To determine the empirical formula of lysine, we need to calculate the ratio of the elements present.
1. Start by converting the given masses of carbon dioxide (CO2), water (H2O), and nitrogen gas (N2) to moles.
- The molar mass of CO2 is 44.01 g/mol, so 2.72 g of CO2 is equal to (2.72 g / 44.01 g/mol) = 0.062 mol of CO2.
- The molar mass of H2O is 18.02 g/mol, so 1.29 g of H2O is equal to (1.29 g / 18.02 g/mol) = 0.072 mol of H2O.
- The molar mass of N2 is 28.02 g/mol, so 0.287 g of N2 is equal to (0.287 g / 28.02 g/mol) = 0.010 mol of N2.
2. Next, determine the mole ratio of the elements present by dividing each number of moles by the smallest number of moles. In this case, the smallest number of moles is 0.010 mol of N2.
- The mole ratio of CO2 is (0.062 mol CO2 / 0.010 mol N2) ≈ 6.
- The mole ratio of H2O is (0.072 mol H2O / 0.010 mol N2) ≈ 7.
- The mole ratio of N2 is (0.010 mol N2 / 0.010 mol N2) = 1.
3. Finally, determine the empirical formula using the mole ratios obtained. The empirical formula represents the simplest whole-number ratio of atoms in a compound.
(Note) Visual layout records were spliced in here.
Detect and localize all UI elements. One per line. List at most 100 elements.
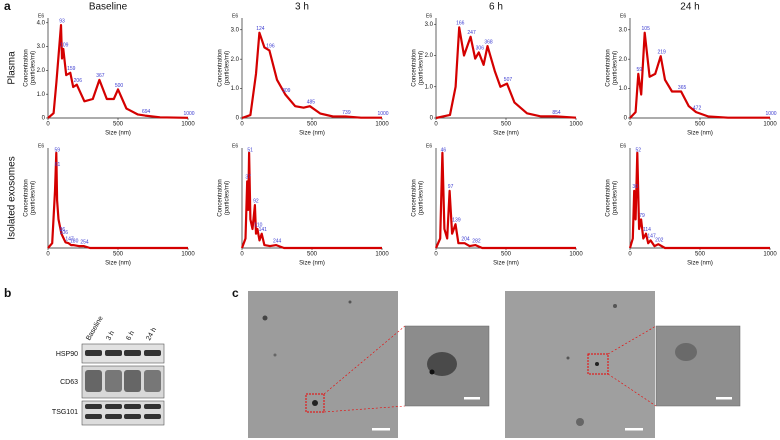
x-tick-label: 1000 [569, 122, 583, 128]
size-distribution [628, 151, 770, 250]
y-axis-label: (particles/ml) [225, 51, 231, 85]
size-distribution [434, 151, 576, 250]
x-tick-label: 0 [240, 122, 244, 128]
x-tick-label: 500 [695, 122, 706, 128]
size-distribution [629, 31, 770, 119]
y-tick-label: 1.0 [231, 86, 240, 92]
y-axis-label: Concentration [218, 179, 224, 216]
x-tick-label: 0 [434, 122, 438, 128]
y-tick-label: 1.0 [619, 86, 628, 92]
x-tick-label: 0 [46, 252, 50, 258]
peak-label: 106 [60, 230, 69, 236]
axes [629, 18, 770, 119]
peak-label: 79 [639, 213, 645, 219]
y-axis-label: (particles/ml) [419, 181, 425, 215]
y-tick-label: 1.0 [37, 92, 46, 98]
y-tick-label: 4.0 [37, 20, 46, 26]
peak-label: 110 [254, 222, 262, 228]
blot-column: 3 h [105, 330, 116, 342]
axes [47, 148, 188, 249]
x-tick-label: 500 [501, 252, 512, 258]
x-axis-label: Size (nm) [687, 131, 713, 137]
y-tick-label: 3.0 [231, 27, 240, 33]
size-distribution [47, 24, 189, 119]
blot-column: Baseline [85, 315, 105, 342]
peak-label: 204 [461, 237, 470, 243]
em-image [248, 291, 398, 438]
peak-label: 739 [342, 110, 351, 116]
y-axis-label: (particles/ml) [225, 181, 231, 215]
y-tick-label: 1.0 [425, 84, 434, 90]
peak-label: 30 [632, 184, 638, 190]
y-axis-label: Concentration [412, 49, 418, 86]
peak-label: 139 [452, 218, 461, 224]
peak-label: 141 [259, 227, 268, 233]
x-axis-label: Size (nm) [493, 131, 519, 137]
peak-label: 105 [642, 26, 651, 32]
y-multiplier: E6 [38, 13, 44, 19]
y-tick-label: 3.0 [619, 27, 628, 33]
blot-box [81, 343, 165, 364]
em-image [505, 291, 655, 438]
y-axis-label: Concentration [606, 179, 612, 216]
x-tick-label: 500 [113, 122, 124, 128]
size-distribution [240, 151, 382, 250]
peak-label: 46 [441, 147, 447, 153]
peak-label: 196 [266, 44, 275, 50]
peak-label: 306 [476, 46, 485, 52]
em-inset [655, 325, 741, 407]
peak-label: 59 [54, 147, 60, 153]
x-tick-label: 1000 [763, 122, 777, 128]
panel-label: c [232, 286, 239, 300]
y-axis-label: (particles/ml) [613, 51, 619, 85]
peak-label: 59 [636, 67, 642, 73]
x-axis-label: Size (nm) [493, 261, 519, 267]
y-multiplier: E6 [426, 13, 432, 19]
x-tick-label: 1000 [181, 252, 195, 258]
y-axis-label: Concentration [412, 179, 418, 216]
y-multiplier: E6 [232, 143, 238, 149]
chart-title: 24 h [680, 2, 699, 13]
peak-label: 180 [70, 238, 79, 244]
peak-label: 61 [55, 162, 61, 168]
peak-label: 244 [273, 238, 282, 244]
y-multiplier: E6 [232, 13, 238, 19]
peak-label: 93 [59, 18, 65, 24]
x-axis-label: Size (nm) [687, 261, 713, 267]
y-axis-label: Concentration [218, 49, 224, 86]
blot: Baseline 3 h 6 h 24 h HSP90 CD63 TSG101 [52, 315, 165, 426]
x-tick-label: 500 [113, 252, 124, 258]
peak-label: 124 [256, 26, 265, 32]
peak-label: 854 [552, 110, 561, 116]
peak-label: 206 [74, 78, 83, 84]
y-multiplier: E6 [426, 143, 432, 149]
panel-label: b [4, 286, 11, 300]
x-tick-label: 1000 [569, 252, 583, 258]
blot-row: TSG101 [52, 409, 78, 416]
peak-label: 365 [678, 85, 687, 91]
y-axis-label: (particles/ml) [613, 181, 619, 215]
peak-label: 367 [96, 73, 105, 79]
peak-label: 202 [655, 238, 664, 244]
peak-label: 147 [647, 234, 656, 240]
y-tick-label: 3.0 [425, 22, 434, 28]
x-tick-label: 0 [628, 252, 632, 258]
x-axis-label: Size (nm) [105, 131, 131, 137]
peak-label: 159 [67, 66, 76, 72]
x-axis-label: Size (nm) [299, 131, 325, 137]
peak-label: 472 [693, 105, 702, 111]
x-tick-label: 1000 [375, 122, 389, 128]
peak-label: 1000 [377, 111, 388, 117]
y-axis-label: (particles/ml) [419, 51, 425, 85]
peak-label: 282 [472, 238, 481, 244]
y-tick-label: 2.0 [425, 53, 434, 59]
x-tick-label: 0 [434, 252, 438, 258]
y-multiplier: E6 [620, 143, 626, 149]
peak-label: 507 [504, 77, 513, 83]
bands [85, 350, 161, 419]
row-label: Plasma [7, 51, 18, 85]
peak-label: 254 [80, 239, 89, 245]
y-axis-label: Concentration [606, 49, 612, 86]
x-tick-label: 1000 [763, 252, 777, 258]
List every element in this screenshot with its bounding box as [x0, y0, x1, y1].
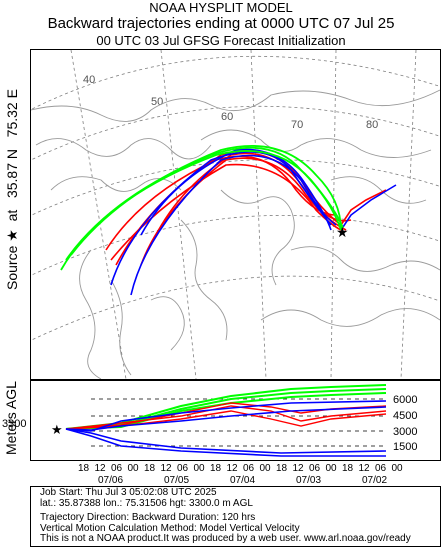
footer-info: Job Start: Thu Jul 3 05:02:08 UTC 2025 l…	[30, 486, 441, 547]
hour-label: 18	[144, 463, 156, 474]
vertical-motion: Vertical Motion Calculation Method: Mode…	[40, 522, 300, 534]
hour-axis: 18 12 06 00 18 12 06 00 18 12 06 00 18 12 06 00 18 12 06 00	[78, 463, 408, 475]
source-lat: 35.87 N	[4, 149, 20, 199]
hour-label: 00	[391, 463, 403, 474]
model-title: NOAA HYSPLIT MODEL	[149, 0, 293, 15]
source-word: Source	[4, 245, 20, 290]
map-panel: 40 50 60 70 80	[30, 49, 441, 380]
tick-3000: 3000	[393, 426, 417, 438]
green-trajectories	[60, 145, 344, 271]
source-height-label: 3300	[2, 418, 27, 430]
grid-label-40: 40	[83, 74, 95, 86]
grid-label-80: 80	[366, 119, 378, 131]
source-star-icon: ★	[336, 224, 349, 240]
date-axis: 07/06 07/05 07/04 07/03 07/02	[78, 475, 408, 487]
source-label: Source ★ at 35.87 N 75.32 E	[4, 89, 21, 290]
date-label: 07/02	[362, 475, 388, 486]
hour-label: 06	[243, 463, 255, 474]
hour-label: 18	[78, 463, 90, 474]
hour-label: 06	[111, 463, 123, 474]
hour-label: 06	[375, 463, 387, 474]
coastlines	[31, 89, 440, 379]
date-label: 07/03	[296, 475, 322, 486]
forecast-subtitle: 00 UTC 03 Jul GFSG Forecast Initializati…	[96, 33, 346, 48]
date-label: 07/05	[164, 475, 190, 486]
trajectory-direction: Trajectory Direction: Backward Duration:…	[40, 512, 256, 523]
blue-trajectories	[110, 148, 397, 296]
star-icon: ★	[4, 229, 20, 242]
height-profile: ★ 6000 4500 3000 1500	[51, 384, 417, 457]
tick-1500: 1500	[393, 441, 417, 453]
hour-label: 12	[226, 463, 238, 474]
hour-label: 00	[127, 463, 139, 474]
disclaimer: This is not a NOAA product.It was produc…	[40, 533, 411, 544]
hour-label: 18	[276, 463, 288, 474]
job-start: Job Start: Thu Jul 3 05:02:08 UTC 2025	[40, 487, 217, 498]
lat-lon-grid	[31, 50, 440, 379]
height-panel: ★ 6000 4500 3000 1500	[30, 380, 441, 461]
hour-label: 12	[358, 463, 370, 474]
hour-label: 12	[292, 463, 304, 474]
source-height-star-icon: ★	[51, 422, 63, 437]
grid-label-70: 70	[291, 119, 303, 131]
hour-label: 06	[177, 463, 189, 474]
grid-label-60: 60	[221, 111, 233, 123]
at-word: at	[4, 209, 20, 222]
height-tick-labels: 6000 4500 3000 1500	[393, 394, 417, 453]
source-marker: ★	[336, 224, 349, 240]
hour-label: 12	[160, 463, 172, 474]
blue-height-lines	[65, 400, 387, 457]
hour-label: 00	[193, 463, 205, 474]
hour-label: 00	[325, 463, 337, 474]
hour-label: 18	[210, 463, 222, 474]
source-lon: 75.32 E	[4, 89, 20, 138]
hour-label: 12	[94, 463, 106, 474]
red-trajectories	[105, 150, 387, 266]
hour-label: 18	[342, 463, 354, 474]
tick-6000: 6000	[393, 394, 417, 406]
trajectory-map: 40 50 60 70 80	[31, 50, 440, 379]
lat-labels: 40 50 60 70 80	[83, 74, 378, 131]
date-label: 07/04	[230, 475, 256, 486]
date-label: 07/06	[98, 475, 124, 486]
hour-label: 06	[309, 463, 321, 474]
tick-4500: 4500	[393, 410, 417, 422]
source-coords: lat.: 35.87388 lon.: 75.31506 hgt: 3300.…	[40, 497, 253, 509]
hour-label: 00	[259, 463, 271, 474]
trajectory-title: Backward trajectories ending at 0000 UTC…	[47, 15, 395, 32]
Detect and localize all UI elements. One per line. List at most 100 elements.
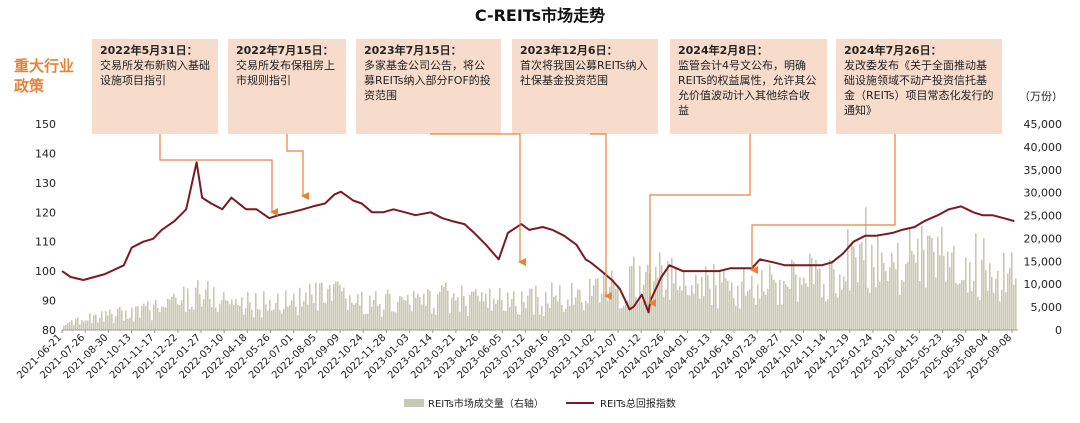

- The empirical formula of lysine is N1C6H7O2 since each element is present in the ratio of 1:6:7:2.
To find the molecular formula of lysine, we need to know its molar mass.
1. Calculate the molar mass of the empirical formula by summing up the molar masses of the individual elements.
- The molar mass of N is 14.01 g/mol, so (1 x 14.01 g/mol) = 14.01 g/mol.
- The molar mass of C is 12.01 g/mol, so (6 x 12.01 g/mol) = 72.06 g/mol.
- The molar mass of H is 1.01 g/mol, so (7 x 1.01 g/mol) = 7.07 g/mol.
- The molar mass of O is 16.00 g/mol, so (2 x 16.00 g/mol) = 32.00 g/mol.
- The molar mass of the empirical formula N1C6H7O2 is (14.01 + 72.06 + 7.07 + 32.00) = 125.14 g/mol.
2. Calculate the ratio of the molar mass of the molecular formula to the molar mass of the empirical formula.
- The molar mass of lysine is given as 146.19 g/mol.
- The ratio is (146.19 g/mol / 125.14 g/mol) ≈ 1.17.
3. Finally, write the molecular formula of lysine by multiplying the subscripts in the empirical formula by the ratio obtained.
- The molecular formula of lysine is approximately N1C6H8O2, obtained by multiplying 1:6:7:2 by 1.17.
Therefore, the empirical formula of lysine is N1C6H7O2, and the approximate molecular formula is N1C6H8O2.